Les Livres et les Partitions (Archives)


André Cluytens
Itinéraire d’un chef d’orchestre
par Erik Baeck
André Cluytens est décédé le 3 juin 1967, quelques mois après son 62e anniversaire, à l’Hôpital Américain de Neuilly-sur-Seine des suites d’un cancer qui s’était déclaré dans le courant de 1965 et avait entraîné une opération à un œil au début de 1966. Des premiers ennuis de santé étaient apparus quelques années auparavant et des engagements avaient été annulés une première fois en décembre 1961 mais sans qu’on puisse en soupçonner la gravité au vu de l’activité débordante du chef d’orchestre qui, à partir de 1955, était invité par les plus grands orchestres (Berlin, Vienne, Munich, Chicago…) et par les premières scènes d’opéra (Vienne, Milan, Bayreuth, Rome).

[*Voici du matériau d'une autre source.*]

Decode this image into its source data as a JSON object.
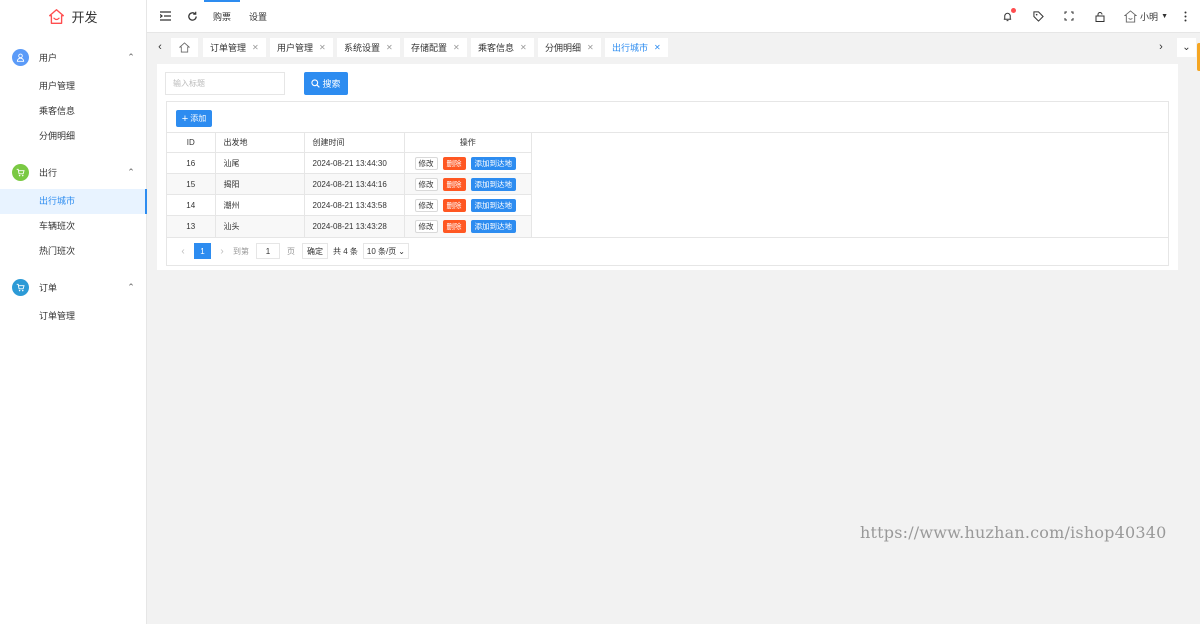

Malgré ces succès internationaux et ses problèmes de santé, André Cluytens est resté, avec une parfaite fidélité, directeur musical de l’Orchestre National de Belgique d’octobre 1960 jusqu’à sa mort. Plus de quarante années ont passé depuis, le temps a fait son œuvre mais aussi une forme d’oubli caractéristique de notre vie culturelle : né à Anvers, André Cluytens ne peut appartenir au panégyrique des artistes belges étiquettés « wallons », francophone et, naturalisé français, il est exclu du panthéon flamand. L’autre seul chef belge de réputation internationale, Désiré Defauw (1885-1960) a connu le même sort : après que nous ayons proposé en 1985 à sa ville natale, Gand, de célébrer son centenaire par une plaquette ou un concert, l’échevin de la culture nous a répondu dans une belle lettre affirmant que ses services, compétents comme il se doit, n’avaient rien trouvé sur le compositeur (sic) Defauw.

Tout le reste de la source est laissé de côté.